Eksploitasi Mahasiswa Magang: Kerja Rodi di RS Tanpa Uang Saku
Dunia pendidikan kesehatan di wilayah Pangandaran kini tengah menjadi sorotan tajam setelah munculnya berbagai keluhan mengenai praktik Mahasiswa Magang yang diperlakukan layaknya tenaga kerja penuh waktu namun tanpa hak kesejahteraan yang jelas. Para calon tenaga medis ini sering kali ditugaskan untuk menjaga bangsal rumah sakit selama belasan jam, melakukan tindakan medis yang berisiko, hingga menangani administrasi yang melelahkan di bawah tekanan senioritas. Fenomena ini menciptakan keprihatinan mendalam karena proses belajar yang seharusnya menjadi ajang transfer ilmu justru berubah menjadi ajang eksploitasi tenaga kerja murah berbaju seragam pendidikan.
Kondisi lapangan menunjukkan bahwa beban kerja yang diberikan kepada para Mahasiswa Magang sering kali tidak masuk akal dan melampaui batas kemampuan fisik seorang pelajar yang masih dalam tahap observasi. Mereka dipaksa masuk dalam jadwal shift malam yang padat tanpa adanya kompensasi biaya transportasi atau uang makan yang memadai dari pihak manajemen rumah sakit terkait. Ketimpangan ini sangat terasa ketika kontribusi tenaga mereka sangat nyata dalam membantu operasional harian fasilitas kesehatan, namun status mereka hanya dianggap sebagai beban yang sedang menumpang belajar tanpa hak menuntut upah sedikit pun.
Banyak orang tua murid yang mulai mengeluhkan biaya pendidikan yang sudah mahal, namun masih harus menanggung beban biaya hidup tambahan selama anak mereka menjalankan tugas Mahasiswa Magang di lokasi yang jauh dari rumah. Pihak institusi pendidikan tinggi kesehatan dituntut untuk segera mengevaluasi kerja sama dengan mitra rumah sakit agar hak-hak dasar mahasiswa tetap terlindungi selama masa praktik kerja lapangan.
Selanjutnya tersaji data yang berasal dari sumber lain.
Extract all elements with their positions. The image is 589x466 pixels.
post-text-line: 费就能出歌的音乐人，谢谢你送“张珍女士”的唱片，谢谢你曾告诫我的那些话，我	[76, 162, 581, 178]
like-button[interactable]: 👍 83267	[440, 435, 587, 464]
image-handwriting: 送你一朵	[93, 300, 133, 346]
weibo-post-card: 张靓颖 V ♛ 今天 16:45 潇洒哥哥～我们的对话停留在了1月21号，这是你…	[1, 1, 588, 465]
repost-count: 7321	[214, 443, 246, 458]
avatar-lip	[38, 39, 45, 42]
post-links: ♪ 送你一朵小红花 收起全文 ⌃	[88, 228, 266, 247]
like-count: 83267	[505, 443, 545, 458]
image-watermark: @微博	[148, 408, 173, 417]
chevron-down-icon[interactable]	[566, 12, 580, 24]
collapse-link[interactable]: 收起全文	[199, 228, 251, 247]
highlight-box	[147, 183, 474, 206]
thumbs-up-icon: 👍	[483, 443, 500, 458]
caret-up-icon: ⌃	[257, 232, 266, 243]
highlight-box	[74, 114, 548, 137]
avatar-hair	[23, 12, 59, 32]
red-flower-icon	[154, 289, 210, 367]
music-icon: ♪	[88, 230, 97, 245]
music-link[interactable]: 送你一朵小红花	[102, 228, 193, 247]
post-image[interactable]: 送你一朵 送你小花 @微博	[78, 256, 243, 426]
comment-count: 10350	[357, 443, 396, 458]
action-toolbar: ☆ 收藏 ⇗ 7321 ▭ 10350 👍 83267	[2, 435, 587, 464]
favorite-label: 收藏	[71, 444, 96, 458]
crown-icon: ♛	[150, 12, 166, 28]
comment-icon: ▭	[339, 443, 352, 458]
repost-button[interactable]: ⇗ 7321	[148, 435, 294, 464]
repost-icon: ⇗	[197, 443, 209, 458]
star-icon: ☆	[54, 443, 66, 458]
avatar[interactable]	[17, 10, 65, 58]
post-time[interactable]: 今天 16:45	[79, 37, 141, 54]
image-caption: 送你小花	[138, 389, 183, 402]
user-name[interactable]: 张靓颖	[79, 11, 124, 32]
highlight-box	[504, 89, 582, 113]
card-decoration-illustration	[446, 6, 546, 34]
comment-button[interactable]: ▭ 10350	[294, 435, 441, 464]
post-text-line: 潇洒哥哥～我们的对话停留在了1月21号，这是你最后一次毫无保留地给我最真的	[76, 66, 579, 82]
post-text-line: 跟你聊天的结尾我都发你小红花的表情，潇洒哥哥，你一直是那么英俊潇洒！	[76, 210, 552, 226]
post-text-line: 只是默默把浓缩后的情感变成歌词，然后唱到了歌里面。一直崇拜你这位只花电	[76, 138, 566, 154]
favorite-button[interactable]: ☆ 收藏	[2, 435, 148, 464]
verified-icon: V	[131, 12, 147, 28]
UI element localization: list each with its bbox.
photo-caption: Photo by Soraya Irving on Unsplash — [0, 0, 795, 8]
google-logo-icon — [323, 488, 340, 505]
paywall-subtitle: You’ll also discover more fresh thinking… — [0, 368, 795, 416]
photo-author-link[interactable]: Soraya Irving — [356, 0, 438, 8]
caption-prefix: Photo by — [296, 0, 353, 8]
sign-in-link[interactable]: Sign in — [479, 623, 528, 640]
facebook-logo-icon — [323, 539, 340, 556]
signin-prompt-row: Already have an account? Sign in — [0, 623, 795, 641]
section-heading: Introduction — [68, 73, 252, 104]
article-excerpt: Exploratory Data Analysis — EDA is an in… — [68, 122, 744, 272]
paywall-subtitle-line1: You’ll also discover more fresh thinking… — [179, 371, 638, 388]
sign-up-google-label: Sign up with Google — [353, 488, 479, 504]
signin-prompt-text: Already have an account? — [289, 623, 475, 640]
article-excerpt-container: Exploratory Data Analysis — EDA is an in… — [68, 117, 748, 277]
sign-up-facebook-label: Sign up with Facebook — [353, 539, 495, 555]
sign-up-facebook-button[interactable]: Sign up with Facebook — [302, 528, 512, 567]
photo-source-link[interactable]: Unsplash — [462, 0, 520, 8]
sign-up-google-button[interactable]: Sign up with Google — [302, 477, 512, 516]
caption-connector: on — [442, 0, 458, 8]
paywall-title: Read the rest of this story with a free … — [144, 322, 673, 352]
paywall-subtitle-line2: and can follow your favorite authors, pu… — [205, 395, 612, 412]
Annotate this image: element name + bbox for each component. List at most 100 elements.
Tanpa adanya regulasi yang jelas mengenai standar uang saku atau asuransi kecelakaan kerja, para mahasiswa ini berada dalam posisi tawar yang sangat lemah dan rentan mengalami kelelahan mental yang kronis sebelum mereka benar-benar lulus.
Dampak dari sistem kerja yang tidak manusiawi ini adalah menurunnya kualitas konsentrasi para Mahasiswa Magang dalam menyerap prosedur medis yang benar, yang pada akhirnya dapat membahayakan keselamatan pasien di rumah sakit. Kelelahan yang luar biasa akibat kurang tidur dan nutrisi yang minim membuat proses belajar menjadi tidak efektif dan justru menanamkan trauma terhadap profesi kesehatan di masa depan. Pemerintah melalui dinas kesehatan dan kementerian pendidikan harus segera turun tangan untuk menetapkan batas jam kerja dan hak finansial minimal bagi mereka yang sedang menempuh jalur pengabdian praktik ini.